There's something inexplicably heartbreaking about Beth Orton's music. Is it the haunting melodies she writes? The wistful catch in her voice? The knowledge of the many travails this mere slip of a girl has weathered in her young life? It's difficult to pinpoint the precise source of the emotional authority in her music, but as with Van Morrison's great masterpiece, Astral Weeks, you know it's universal and that it goes very deep.
If you've been in love with Orton's work since her stunning debut of 1996, Trailer Park, the romance will ratchet up another notch when you hear her new record, Comfort Of Strangers, out on Astralwerks on February 7. It is absolutely beautiful. Produced by honorary Sonic Youth member Jim O'Rourke, the record finds Orton wrestling with the themes that have marked her music from the start; how life is simultaneously cosmically unfair yet beautiful; the redeeming power of love, which can nonetheless be brutally disappointing; and the persistence of faith and hope.
Also present and accounted for are the themes of loneliness and yearning, two states of being that have pervaded every song she's written. Obviously, it demands tremendous strength for Orton, or anyone, to reveal themselves to the degree that she does, and she's most definitely strong. She has a terrific sense of humor, however, neither of those sterling qualities change the fact that her life has not been easy. She lost both her parents while she was still a teenager, she's afflicted with a severe and chronic gastrointestinal disorder that makes it difficult to maintain an adequate body weight, and her romantic life is notoriously unstable. She's experienced paralyzing bouts of self-doubt, claims to have been a practicing alcoholic at the age of twelve, and spent a period in Thailand when she was in her early '20s toying with the idea of life as a Buddhist nun. "Home is where the heartbreak wraps cold around my bones," she says in "Safe In Your Arms," one of 14 tracks on the new album. Now 35, she's led a tumultuous life, yet she soldiers on transforming lead into gold.

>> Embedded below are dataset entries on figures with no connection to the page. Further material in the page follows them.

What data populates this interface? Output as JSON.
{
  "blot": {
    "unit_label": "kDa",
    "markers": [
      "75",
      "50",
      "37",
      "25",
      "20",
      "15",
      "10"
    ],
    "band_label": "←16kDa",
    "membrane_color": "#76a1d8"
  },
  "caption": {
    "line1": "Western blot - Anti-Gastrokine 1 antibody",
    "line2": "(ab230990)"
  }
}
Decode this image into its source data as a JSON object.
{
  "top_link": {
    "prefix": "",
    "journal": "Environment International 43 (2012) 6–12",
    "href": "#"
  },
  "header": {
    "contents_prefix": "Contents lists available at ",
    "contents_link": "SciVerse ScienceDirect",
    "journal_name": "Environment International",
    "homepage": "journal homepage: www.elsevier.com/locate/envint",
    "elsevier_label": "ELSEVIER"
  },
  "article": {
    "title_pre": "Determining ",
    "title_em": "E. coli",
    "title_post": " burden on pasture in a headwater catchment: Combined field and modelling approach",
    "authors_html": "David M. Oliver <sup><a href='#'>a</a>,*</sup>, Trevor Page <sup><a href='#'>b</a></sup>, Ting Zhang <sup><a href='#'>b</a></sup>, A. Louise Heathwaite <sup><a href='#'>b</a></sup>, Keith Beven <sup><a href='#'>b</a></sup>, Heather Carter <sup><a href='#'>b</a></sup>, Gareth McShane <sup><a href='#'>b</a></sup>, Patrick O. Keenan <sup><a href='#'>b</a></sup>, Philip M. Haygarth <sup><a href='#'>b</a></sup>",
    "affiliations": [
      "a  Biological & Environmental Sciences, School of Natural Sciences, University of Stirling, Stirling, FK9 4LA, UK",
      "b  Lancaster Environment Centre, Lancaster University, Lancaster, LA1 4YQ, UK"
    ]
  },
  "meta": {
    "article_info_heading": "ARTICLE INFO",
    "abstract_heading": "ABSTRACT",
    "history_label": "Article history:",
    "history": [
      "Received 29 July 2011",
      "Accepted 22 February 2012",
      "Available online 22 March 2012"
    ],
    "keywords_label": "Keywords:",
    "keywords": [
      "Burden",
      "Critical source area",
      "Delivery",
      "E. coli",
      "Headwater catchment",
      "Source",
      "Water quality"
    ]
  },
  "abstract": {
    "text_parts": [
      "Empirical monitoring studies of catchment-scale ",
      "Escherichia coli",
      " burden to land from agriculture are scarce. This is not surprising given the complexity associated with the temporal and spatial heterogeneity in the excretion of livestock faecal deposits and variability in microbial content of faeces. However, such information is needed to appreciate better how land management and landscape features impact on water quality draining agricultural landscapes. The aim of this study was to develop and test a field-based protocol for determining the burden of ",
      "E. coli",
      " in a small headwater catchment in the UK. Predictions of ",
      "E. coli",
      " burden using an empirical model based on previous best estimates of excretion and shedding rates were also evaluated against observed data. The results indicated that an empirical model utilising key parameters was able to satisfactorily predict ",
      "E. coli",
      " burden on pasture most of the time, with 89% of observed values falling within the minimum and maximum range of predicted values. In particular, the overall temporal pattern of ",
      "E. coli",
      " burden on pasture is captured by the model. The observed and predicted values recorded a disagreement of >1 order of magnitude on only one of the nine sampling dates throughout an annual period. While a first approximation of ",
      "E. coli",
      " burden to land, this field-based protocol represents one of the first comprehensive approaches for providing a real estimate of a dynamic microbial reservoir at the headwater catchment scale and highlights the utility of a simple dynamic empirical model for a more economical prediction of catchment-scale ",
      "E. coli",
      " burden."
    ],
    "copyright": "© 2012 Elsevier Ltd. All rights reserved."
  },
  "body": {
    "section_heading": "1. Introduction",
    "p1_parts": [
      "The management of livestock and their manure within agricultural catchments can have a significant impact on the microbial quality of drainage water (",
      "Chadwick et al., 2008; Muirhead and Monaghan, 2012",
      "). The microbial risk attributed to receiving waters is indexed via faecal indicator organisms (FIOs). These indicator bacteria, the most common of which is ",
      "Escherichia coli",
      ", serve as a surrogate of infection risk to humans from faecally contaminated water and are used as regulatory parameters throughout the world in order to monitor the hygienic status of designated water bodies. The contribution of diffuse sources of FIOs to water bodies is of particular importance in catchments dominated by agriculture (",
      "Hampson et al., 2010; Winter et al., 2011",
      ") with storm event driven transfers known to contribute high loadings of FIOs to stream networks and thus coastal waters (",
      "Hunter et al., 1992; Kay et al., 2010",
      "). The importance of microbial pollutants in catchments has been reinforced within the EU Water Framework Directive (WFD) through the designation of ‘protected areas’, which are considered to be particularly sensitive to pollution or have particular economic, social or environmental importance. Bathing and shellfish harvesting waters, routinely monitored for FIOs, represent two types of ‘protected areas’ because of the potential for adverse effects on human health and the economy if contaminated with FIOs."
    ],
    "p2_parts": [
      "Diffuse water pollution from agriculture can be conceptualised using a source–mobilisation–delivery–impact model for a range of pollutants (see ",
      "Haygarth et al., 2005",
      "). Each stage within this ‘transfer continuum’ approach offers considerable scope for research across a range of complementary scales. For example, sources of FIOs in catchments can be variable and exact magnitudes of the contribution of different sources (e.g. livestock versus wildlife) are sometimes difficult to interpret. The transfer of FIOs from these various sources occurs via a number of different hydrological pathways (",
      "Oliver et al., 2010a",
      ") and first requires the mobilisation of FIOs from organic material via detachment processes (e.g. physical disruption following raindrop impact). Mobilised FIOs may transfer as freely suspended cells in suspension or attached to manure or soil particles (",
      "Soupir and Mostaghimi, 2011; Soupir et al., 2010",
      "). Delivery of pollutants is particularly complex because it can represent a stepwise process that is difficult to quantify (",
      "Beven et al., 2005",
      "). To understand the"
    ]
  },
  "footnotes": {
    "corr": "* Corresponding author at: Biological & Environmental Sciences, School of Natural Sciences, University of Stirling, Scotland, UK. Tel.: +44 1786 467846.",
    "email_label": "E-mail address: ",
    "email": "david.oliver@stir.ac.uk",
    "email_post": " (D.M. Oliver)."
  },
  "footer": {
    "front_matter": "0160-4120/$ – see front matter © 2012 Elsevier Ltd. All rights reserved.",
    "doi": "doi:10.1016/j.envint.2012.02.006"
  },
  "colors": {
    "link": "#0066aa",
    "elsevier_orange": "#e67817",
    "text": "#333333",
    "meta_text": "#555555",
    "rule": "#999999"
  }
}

The first single from the new record is a glorious piece called "Conceived" that embodies everything that's great about Orton. One of those heart-opening numbers that make your eyes fill with tears that you don't understand, it's one of Orton's faith and hope songs, and it may be the best one she's ever recorded. There's a whimsical touch of zither in the arrangement and a raw beauty in the way she sings this song that make it stick in the mind like a prayer. In the tradition of great British thrushes that includes Sandy Denny and Linda Thompson, Orton has the ability to infuse a lyric with a sense of timelessness and grace. Though there's something fragile and slightly wounded in the voices of all these women, they always sound as if they're singing for the ages. There's something very vast about the emotional landscape they evoke.
Orton's been faulted by some critics for making music that's excessively morose, but that criticism reminds me of a scene in Be Here To Love Me, a recently released (and wonderful) documentary about the late Townes Van Zandt. At one point an interviewer—a clueless one, if you want my opinion—asks Van Zandt why he writes such sad songs. Van Zandt falls silent for a moment then looks the reporter in the eye and says, "Don't you think life is sad?" For most of us, and for Orton, too, that's certainly the case some of the time; her particularly genius is her ability to transform that sadness into art.